Foscolo si getta a capofitto anche nella vita politica e civile, mostrando simpatia per le idee democratiche e rivoluzionarie che provenivano dalla Francia e, sul piano culturale, progetta un vero e proprio Piano di studi, da lui redatto nel 1796, all’interno del quale troviamo l’ideazione di  un romanzo Laura, lettere (il primo abbozzo di Jacopo Ortis). All’arrivo di Napoleone, trasformata l’Italia del nord in repubbliche, dapprima, sospetto al governo veneziano, si rifugia nei colli Euganei, ma al ritorno nella città lagunare fece rappresentare il Tieste (1797) tragedia di stile alferiano piena di accenti libertari. Il successo che le arrise mise ancor di più in sospetto Foscolo che, raggiunta Bologna si arruola nell’esercito della Repubblica Cisalpina; e in questa città che scrisse l’ode A Bonaparte liberatore. Nel frattempo anche Venezia viene conquistata dal generale corso: tornato nella sua città liberata, viene chiamato a svolgere l’incarico di segretario della municipalità, ma proprio durante il suo servizio si rende conto dell’ambiguità del generale francese.  
Nel 1797, con il trattato di Campoformio, Napoleone cedeva Venezia all’Austria in cambio di Milano. Deluso dal generale corso, esilia nella città lombarda, dove frequenta grandi autori, fra cui Parini e Monti. Collabora quindi alla redazione del Monitore italiano, giornale che promuove una visione patriottica e libertaria per l’Italia.

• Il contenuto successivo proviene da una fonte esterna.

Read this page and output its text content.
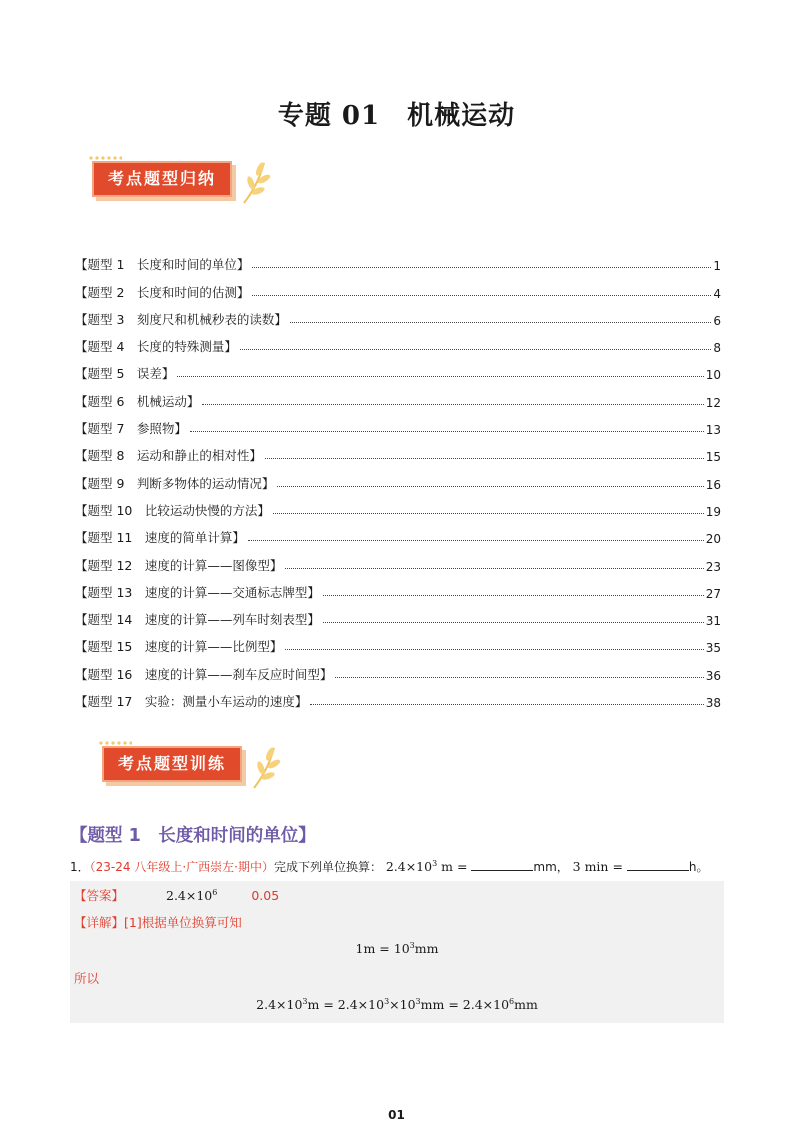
专题 01　机械运动
考点题型归纳
【题型 1　长度和时间的单位】	1
【题型 2　长度和时间的估测】	4
【题型 3　刻度尺和机械秒表的读数】	6
【题型 4　长度的特殊测量】	8
【题型 5　误差】	10
【题型 6　机械运动】	12
【题型 7　参照物】	13
【题型 8　运动和静止的相对性】	15
【题型 9　判断多物体的运动情况】	16
【题型 10　比较运动快慢的方法】	19
【题型 11　速度的简单计算】	20
【题型 12　速度的计算——图像型】	23
【题型 13　速度的计算——交通标志牌型】	27
【题型 14　速度的计算——列车时刻表型】	31
【题型 15　速度的计算——比例型】	35
【题型 16　速度的计算——刹车反应时间型】	36
【题型 17　实验：测量小车运动的速度】	38
考点题型训练
【题型 1　长度和时间的单位】
1．（23-24 八年级上·广西崇左·期中）完成下列单位换算： $2.4\times 10^3$ m =	mm， 3 min =	h。
【答案】	$2.4\times 10^6$	0.05
【详解】[1]根据单位换算可知
$1m = 10^3mm$
所以
$2.4\times 10^3m = 2.4\times 10^3\times 10^3mm = 2.4\times 10^6mm$
01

Costretto il giornale alla chiusura, si rifugia nuovamente a Bologna. Comincia a pubblicare, senza portarlo a conclusione, il romanzo Le ultime lettere di Jacopo Ortis (edizione del 1798 o anche detta edizione Sassoli). Quando le truppe austro-russe scendono in Italia (a seguito della campagna d’Egitto di Napoleone) Foscolo si arruola con l’esercito francese, combattendo dapprima a Bologna e rimanendone ferito, quindi trasferendosi a Genova, per difendere la repubblica; qui nasce l’ode A Luigia Pallavicini caduta da cavallo. Tra il 1801 ed il 1803, rimasto all’interno dell’esercito francese, compie vari incarichi: si ritrova dapprima a Firenze, dove vive una travolgente passione per Isabella Roncioni; torna a Milano dove nasce un nuovo amore per Antonietta Fagnani, ma è un periodo estremamente fecondo a livello culturale: corregge l’Ortis e pubblica un volume che raccoglie la sua produzione poetica che contiene alcuni suoi capolavori come la seconda ode All’amica risanata e i celeberrimi sonetti In morte del fratello Giovanni, A Zacinto, Alla sera.
Foscolo decide quindi di arruolarsi nell’esercito che avrebbe dovuto sbarcare in Inghilterra ed in terra francese si dedicherà a traduzioni, fra cui il Viaggio sentimentale di Sterne. E’ in questa occasione che Foscolo si ritroverà padre di Mary, che egli chiamerà col nome di Floriana. Tornato a Milano, nel Regno d’Italia, dà alle stampe il suo capolavoro I Sepolcri. Nominato professore presso l’università di Pavia, il Foscolo tiene la prolusione inaugurale Dell’origine e dell’ufficio della letteratura, ma la cattedra verrà soppressa. Scrive l’Ajace, tragedia di stampo alfieriano, ma accusato dalla polizia di aver voluto rappresentare dietro le spoglie del tiranno greco, la figura di Napoleone, viene invitato ad allontanarsi dalla città.
Quindi Foscolo lascia di nuovo Milano e si rifugia a Firenze, dove sembra trovare una maggiore serenità, testimoniata dal progetto di lavoro su Le Grazie, elaborandone  il nucleo fondamentale.
Alla caduta di Napoleone, Foscolo si rifiuta di collaborare con il governo austriaco restaurato, si rifugia dapprima in Svizzera, ma ricercato dalla polizia, si rifugia in Inghilterra, tra le braccia della figlia Floriana. Si isola sempre più, circondato da debiti. Muore nel 1827 in un sobborgo di Londra. Dopo il raggiungimento dell’unità le sue ossa verranno trasferite a Firenze, a Santa Croce.

Personalità

La vita del Foscolo e la sua ideologia si può dire sia figlia di tre elementi, storici e letterari, che la forgiarono:

  1. il ’700, col suo illuminismo;
  2. la fine del secolo con la Rivoluzione Francese e l’avventura napoleonica, nonché con il neoclassicismo e le personalità di Parini e Alfieri;
  3. e il primo ’800, con la cultura nordica europea e sturmundraghiana.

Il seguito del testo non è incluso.